La obra fue encargada a García Martínez de Lequeitio, uno de los mejores arquitectos del momento, quien diseñó la estructura, construyó la portada de gótica tardía y parte de las naves laterales. Juan Martínez de Mutio prosiguió la construcción en dos periodos: 1515-1520 y 1544-1556. Aunque las ambiciones de los pedroseños eran grandes, sus medios no permitieron una construcción íntegra de sillería; se empleó sólo en vanos y esquinazos, mientras que las paredes se levantaron con material más económico como canto rodado, guijarros y toba de canteras cercanas o demoliciones.
La planta cuadrangular se compone de tres naves de cuatro tramos a igual altura. La nave central remataba con cabecera ochavada de tres paños y un tramo suplementario a los pies donde se sitúa el coro y la base de la torre. El tejado lo sostienen pilares redondos con arcos apuntados que soportan crucerías en forma de estrella. La portada, orientada al sur en el penúltimo tramo, remata con tres arquivoltas apuntadas. Contrafuertes refuerzan todo el edificio.
La iglesia fue concebida con una iluminación natural perfectamente planificada: con el amanecer entraban los primeros rayos por el este, siguiendo por la parte sur con sus numerosos vanos y despidiéndose iluminando el retablo mayor por el rosetón del oeste. Tres relojes de sol situados sobre la portada marcaban el ritmo del pueblo.

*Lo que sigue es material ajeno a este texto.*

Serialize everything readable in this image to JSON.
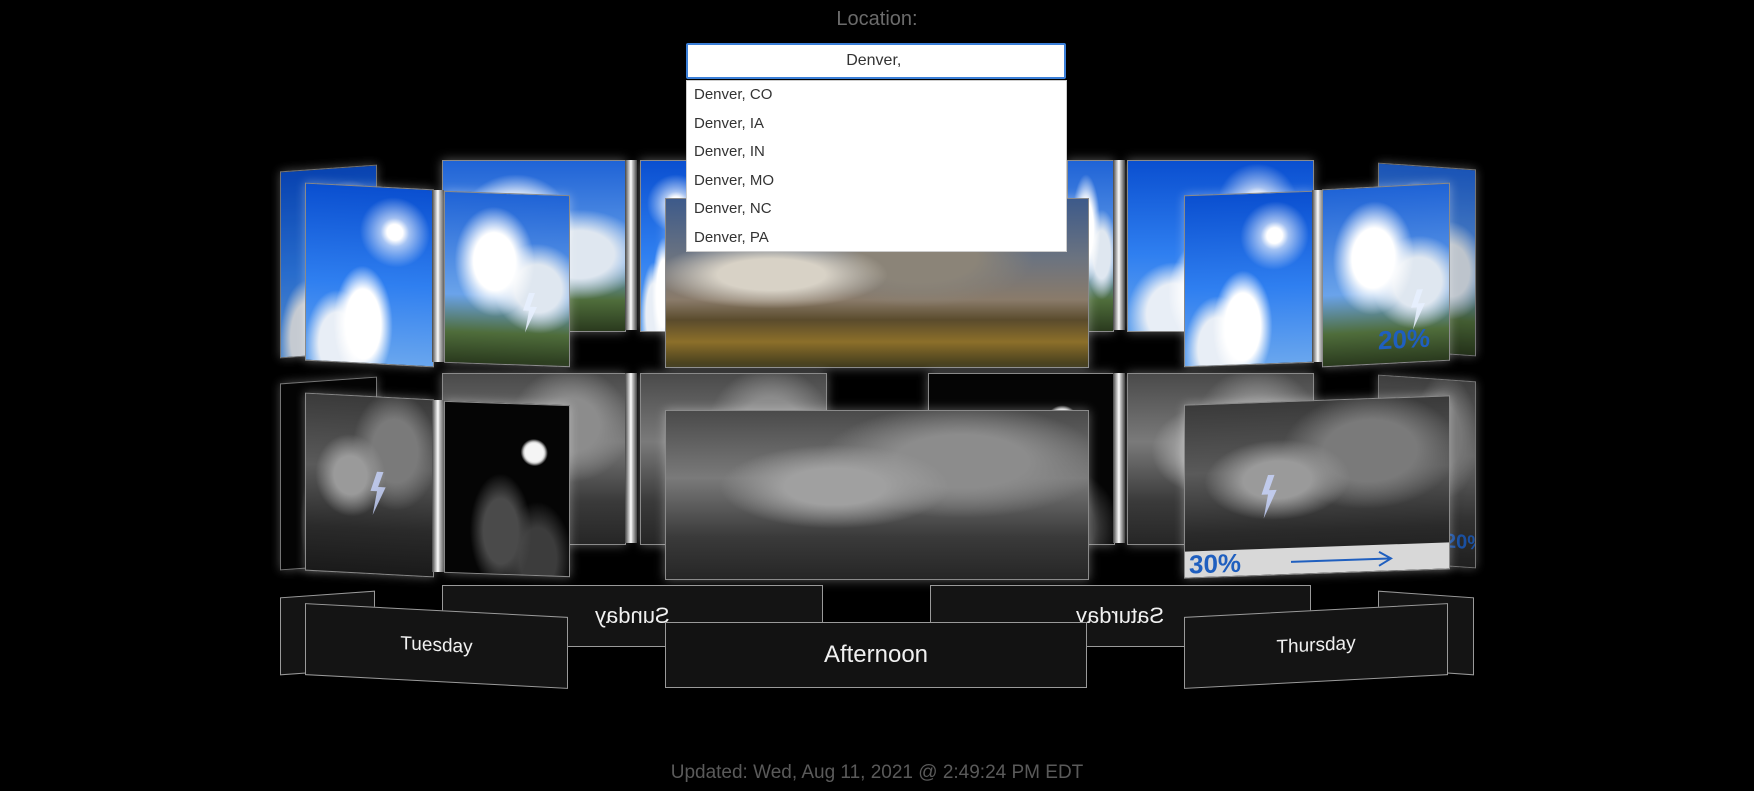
{
  "location": {
    "label": "Location:",
    "input_value": "Denver, ",
    "suggestions": [
      "Denver, CO",
      "Denver, IA",
      "Denver, IN",
      "Denver, MO",
      "Denver, NC",
      "Denver, PA"
    ]
  },
  "carousel": {
    "front_label": "Afternoon",
    "left_label": "Tuesday",
    "right_label": "Thursday",
    "back_left_label": "Sunday",
    "back_right_label": "Saturday",
    "badges": {
      "day_right_pct": "20%",
      "night_right_pct": "30%",
      "night_far_right_pct": "20%"
    }
  },
  "status": {
    "updated": "Updated: Wed, Aug 11, 2021 @ 2:49:24 PM EDT"
  },
  "colors": {
    "background": "#000000",
    "input_border": "#3b7fd8",
    "badge_blue": "#1f5fbf"
  }
}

Como era costumbre, la obra comenzó parcelándola en tumbas e orientándola al este. Los enterramientos dentro de la iglesia prosiguieron hasta el siglo XIX, cuando por motivos sanitarios se trasladaron fuera del recinto sacro.
La torre original, que amenazaba ruina, fue desmontada y reconstruida en el siglo XVIII. En 1710 se encargó al calagurritano Sebastián de Portu, vecino de Logroño, por 29.900 reales de vellón, quien trabajó con Juan de Aguirre y Juan de Morgata. Al no cumplir con su cometido le fue rescindido el contrato. A finales de 1711 se hizo nuevo contrato con Juan de Anguiozar, vecino de San Vicente de la Sonsierra, a quien ayudaron Juan de San Juan y Bautista de Olazábal, comprometiéndose a terminarla para finales de 1713, aunque las obras definitivas se concluyeron en 1718. Juan de Anguiozar cobró 21.000 reales más 30 cantaras de vino y material y herramientas. La nueva torre se compone de dos cuerpos de planta cuadrada en sillería y mampostería con un tercero superior octogonal de sillería y ladrillo donde se encuentran las campanas. La piedra para el arquitrabe fue traída de las canteras de San Asensio y la restante de las de Mave.

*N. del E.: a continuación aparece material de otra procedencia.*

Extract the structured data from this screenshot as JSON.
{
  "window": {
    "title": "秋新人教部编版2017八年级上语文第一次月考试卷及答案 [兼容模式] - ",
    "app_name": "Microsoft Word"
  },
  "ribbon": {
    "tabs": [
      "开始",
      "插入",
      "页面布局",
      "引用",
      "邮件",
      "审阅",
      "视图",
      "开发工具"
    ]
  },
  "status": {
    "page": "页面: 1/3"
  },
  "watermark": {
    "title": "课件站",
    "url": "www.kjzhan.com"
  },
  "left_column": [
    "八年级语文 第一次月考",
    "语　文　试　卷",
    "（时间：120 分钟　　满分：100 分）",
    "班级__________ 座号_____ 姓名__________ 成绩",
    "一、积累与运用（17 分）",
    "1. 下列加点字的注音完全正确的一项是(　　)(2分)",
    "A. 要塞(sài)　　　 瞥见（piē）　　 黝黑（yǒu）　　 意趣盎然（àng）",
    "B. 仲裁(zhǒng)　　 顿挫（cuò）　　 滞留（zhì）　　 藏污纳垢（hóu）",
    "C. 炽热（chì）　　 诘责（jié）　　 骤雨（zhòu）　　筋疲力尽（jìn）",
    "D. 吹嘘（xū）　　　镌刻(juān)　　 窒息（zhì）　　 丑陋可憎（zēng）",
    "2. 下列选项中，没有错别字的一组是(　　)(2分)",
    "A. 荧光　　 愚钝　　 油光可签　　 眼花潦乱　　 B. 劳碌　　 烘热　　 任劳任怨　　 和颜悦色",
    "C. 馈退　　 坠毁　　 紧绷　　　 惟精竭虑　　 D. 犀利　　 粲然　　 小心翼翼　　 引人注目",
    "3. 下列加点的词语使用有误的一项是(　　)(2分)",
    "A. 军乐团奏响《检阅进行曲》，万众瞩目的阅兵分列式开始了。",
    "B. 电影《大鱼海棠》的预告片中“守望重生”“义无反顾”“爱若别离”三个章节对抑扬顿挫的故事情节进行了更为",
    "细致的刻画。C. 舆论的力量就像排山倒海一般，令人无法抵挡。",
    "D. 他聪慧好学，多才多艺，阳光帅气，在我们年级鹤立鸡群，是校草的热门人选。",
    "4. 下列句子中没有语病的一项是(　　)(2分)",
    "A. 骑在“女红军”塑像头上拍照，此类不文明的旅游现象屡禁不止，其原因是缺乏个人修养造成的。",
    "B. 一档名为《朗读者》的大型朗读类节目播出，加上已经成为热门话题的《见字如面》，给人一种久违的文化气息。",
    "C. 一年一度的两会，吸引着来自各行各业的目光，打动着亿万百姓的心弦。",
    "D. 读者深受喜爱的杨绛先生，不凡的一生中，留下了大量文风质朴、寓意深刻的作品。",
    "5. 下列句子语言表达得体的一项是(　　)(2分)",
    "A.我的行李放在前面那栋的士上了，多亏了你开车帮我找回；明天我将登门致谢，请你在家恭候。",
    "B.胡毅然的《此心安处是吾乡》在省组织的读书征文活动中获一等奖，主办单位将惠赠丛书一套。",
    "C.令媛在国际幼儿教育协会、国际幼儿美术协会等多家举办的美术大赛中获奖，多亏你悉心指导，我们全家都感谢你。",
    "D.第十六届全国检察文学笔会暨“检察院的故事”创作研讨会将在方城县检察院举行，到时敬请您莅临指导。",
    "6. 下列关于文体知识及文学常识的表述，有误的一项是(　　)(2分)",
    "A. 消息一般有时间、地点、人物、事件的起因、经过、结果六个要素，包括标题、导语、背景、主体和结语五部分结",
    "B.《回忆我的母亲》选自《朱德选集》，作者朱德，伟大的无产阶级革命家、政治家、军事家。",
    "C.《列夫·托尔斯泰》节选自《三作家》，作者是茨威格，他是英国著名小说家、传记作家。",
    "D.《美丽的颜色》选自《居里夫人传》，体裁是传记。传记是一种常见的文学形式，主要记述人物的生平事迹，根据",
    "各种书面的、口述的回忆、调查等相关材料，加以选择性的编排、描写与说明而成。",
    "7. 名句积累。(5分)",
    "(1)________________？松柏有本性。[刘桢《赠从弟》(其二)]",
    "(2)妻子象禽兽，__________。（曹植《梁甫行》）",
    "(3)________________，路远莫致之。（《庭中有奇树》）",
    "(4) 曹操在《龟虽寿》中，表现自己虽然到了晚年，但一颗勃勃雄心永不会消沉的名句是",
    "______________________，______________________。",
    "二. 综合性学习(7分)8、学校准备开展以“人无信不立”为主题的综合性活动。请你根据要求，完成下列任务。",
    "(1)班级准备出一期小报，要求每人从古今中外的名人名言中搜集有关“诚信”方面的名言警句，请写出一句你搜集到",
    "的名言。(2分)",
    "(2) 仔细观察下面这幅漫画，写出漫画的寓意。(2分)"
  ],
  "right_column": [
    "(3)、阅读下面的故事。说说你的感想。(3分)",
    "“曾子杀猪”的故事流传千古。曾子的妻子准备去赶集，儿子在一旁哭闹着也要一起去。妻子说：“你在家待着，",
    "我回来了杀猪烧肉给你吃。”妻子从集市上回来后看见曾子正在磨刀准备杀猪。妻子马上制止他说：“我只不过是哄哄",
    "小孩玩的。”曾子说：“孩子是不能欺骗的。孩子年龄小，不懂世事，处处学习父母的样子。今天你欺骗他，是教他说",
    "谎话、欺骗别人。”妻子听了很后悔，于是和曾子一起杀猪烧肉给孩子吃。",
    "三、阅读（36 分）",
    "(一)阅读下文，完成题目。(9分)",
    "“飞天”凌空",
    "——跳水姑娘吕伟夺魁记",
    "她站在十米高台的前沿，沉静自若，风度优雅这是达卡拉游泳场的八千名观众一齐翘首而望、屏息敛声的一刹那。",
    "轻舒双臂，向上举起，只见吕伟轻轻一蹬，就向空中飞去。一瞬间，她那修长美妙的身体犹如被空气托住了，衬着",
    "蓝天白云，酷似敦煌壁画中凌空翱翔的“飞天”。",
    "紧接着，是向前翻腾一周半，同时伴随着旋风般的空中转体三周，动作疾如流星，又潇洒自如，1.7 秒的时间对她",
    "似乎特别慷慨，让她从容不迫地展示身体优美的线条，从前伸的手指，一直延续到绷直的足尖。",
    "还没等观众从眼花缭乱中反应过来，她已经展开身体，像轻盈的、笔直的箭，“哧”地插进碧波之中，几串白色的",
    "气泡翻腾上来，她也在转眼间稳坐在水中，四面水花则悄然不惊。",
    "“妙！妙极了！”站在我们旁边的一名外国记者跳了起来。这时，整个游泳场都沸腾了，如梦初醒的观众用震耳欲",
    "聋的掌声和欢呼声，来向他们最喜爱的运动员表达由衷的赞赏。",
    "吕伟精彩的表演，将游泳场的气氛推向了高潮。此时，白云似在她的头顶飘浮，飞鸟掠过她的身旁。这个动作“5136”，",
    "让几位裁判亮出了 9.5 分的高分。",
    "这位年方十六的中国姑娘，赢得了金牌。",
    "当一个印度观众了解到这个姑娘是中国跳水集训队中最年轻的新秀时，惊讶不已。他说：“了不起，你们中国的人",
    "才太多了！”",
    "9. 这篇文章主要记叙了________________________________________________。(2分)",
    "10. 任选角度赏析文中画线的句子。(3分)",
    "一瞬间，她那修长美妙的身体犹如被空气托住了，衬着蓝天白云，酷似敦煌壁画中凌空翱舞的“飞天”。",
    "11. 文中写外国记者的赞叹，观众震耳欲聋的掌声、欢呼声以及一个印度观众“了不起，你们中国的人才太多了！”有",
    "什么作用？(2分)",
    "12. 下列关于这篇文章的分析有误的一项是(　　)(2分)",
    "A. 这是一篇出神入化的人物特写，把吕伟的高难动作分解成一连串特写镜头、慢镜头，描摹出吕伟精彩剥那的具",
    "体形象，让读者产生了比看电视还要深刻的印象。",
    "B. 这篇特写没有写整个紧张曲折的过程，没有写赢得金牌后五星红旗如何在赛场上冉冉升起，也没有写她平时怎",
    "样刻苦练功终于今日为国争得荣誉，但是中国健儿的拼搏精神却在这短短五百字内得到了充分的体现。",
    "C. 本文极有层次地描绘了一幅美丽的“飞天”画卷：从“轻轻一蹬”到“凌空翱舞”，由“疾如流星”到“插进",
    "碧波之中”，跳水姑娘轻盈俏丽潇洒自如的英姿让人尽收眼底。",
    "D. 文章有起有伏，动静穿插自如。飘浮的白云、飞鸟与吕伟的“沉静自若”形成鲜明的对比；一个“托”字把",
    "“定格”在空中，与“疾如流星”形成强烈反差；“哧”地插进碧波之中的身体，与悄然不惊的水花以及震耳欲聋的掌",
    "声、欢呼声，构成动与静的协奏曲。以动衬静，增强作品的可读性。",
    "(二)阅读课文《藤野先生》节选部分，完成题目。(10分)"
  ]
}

La sacristía tuvo dos momentos: el cántabro Pedro de Aguilera la comenzó en 1635 (siendo el mismo que construye la iglesia de San Juan), y Domingo de Urroz la terminó en 1650. Una obra importante de 1670 fue la capilla lateral dedicada a la Virgen del Rosario, fruto de la ofrenda del capitán Juan de Villarreal Moreno. Pedro Lázaro Ruiz pintó y doró el retablito con los misterios del Rosario y también el cuadro donde aparece el capitán Villarreal; la rejería fue obra de Juan de Avendaño hacia 1673.

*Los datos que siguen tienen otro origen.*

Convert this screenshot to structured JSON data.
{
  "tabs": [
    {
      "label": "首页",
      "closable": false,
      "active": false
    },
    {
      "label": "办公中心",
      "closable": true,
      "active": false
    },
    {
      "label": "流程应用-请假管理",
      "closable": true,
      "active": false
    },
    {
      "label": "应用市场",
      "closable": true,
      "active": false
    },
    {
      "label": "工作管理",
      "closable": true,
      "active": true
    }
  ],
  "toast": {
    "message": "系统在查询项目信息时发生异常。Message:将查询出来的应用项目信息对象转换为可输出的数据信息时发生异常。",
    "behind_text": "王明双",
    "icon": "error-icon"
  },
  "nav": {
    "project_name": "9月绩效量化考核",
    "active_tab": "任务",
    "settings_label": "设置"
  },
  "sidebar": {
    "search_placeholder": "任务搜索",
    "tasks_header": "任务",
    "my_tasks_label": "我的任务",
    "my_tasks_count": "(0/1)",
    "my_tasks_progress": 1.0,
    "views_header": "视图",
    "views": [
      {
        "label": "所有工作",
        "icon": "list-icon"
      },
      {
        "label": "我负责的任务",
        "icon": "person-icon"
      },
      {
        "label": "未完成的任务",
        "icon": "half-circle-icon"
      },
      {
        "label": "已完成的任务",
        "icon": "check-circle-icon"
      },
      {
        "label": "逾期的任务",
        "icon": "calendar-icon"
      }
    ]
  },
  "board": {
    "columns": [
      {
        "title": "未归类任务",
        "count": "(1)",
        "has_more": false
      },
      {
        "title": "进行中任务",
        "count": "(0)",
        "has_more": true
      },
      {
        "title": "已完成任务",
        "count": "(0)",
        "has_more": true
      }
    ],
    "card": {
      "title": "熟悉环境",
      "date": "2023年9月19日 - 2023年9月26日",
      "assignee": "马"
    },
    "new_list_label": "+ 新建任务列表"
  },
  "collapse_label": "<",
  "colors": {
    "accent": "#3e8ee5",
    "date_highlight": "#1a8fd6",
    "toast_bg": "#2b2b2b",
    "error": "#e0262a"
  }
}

El retablo mayor fue construido en 1661 por Francisco Martínez Mallagaray, Martín de Esturo y Domingo de Erdocia. Esturo y Erdocia poseían taller en Bobadilla y Pedroso, donde trabajaban en la Rioja Alta. Encargaron la imaginería a Francisco de la Cantolla, escultor con vinculaciones afectivas con Pedroso, cuyas obras se usaron también en otros retablos donde trabajaban. El coro es obra de Domingo de Erdocia hacia 1675, compuesto de sillería de 16 asientos y facistol. El gran órgano de caja barroca fue ejecutado por Matías de Rueda Mañeru y Juan Martínez de Busto hacia 1738. Bajo el coro se sitúa la reja de hierro barroca de mediados del XVII y junto a ella la pila bautismal con copa del XVI.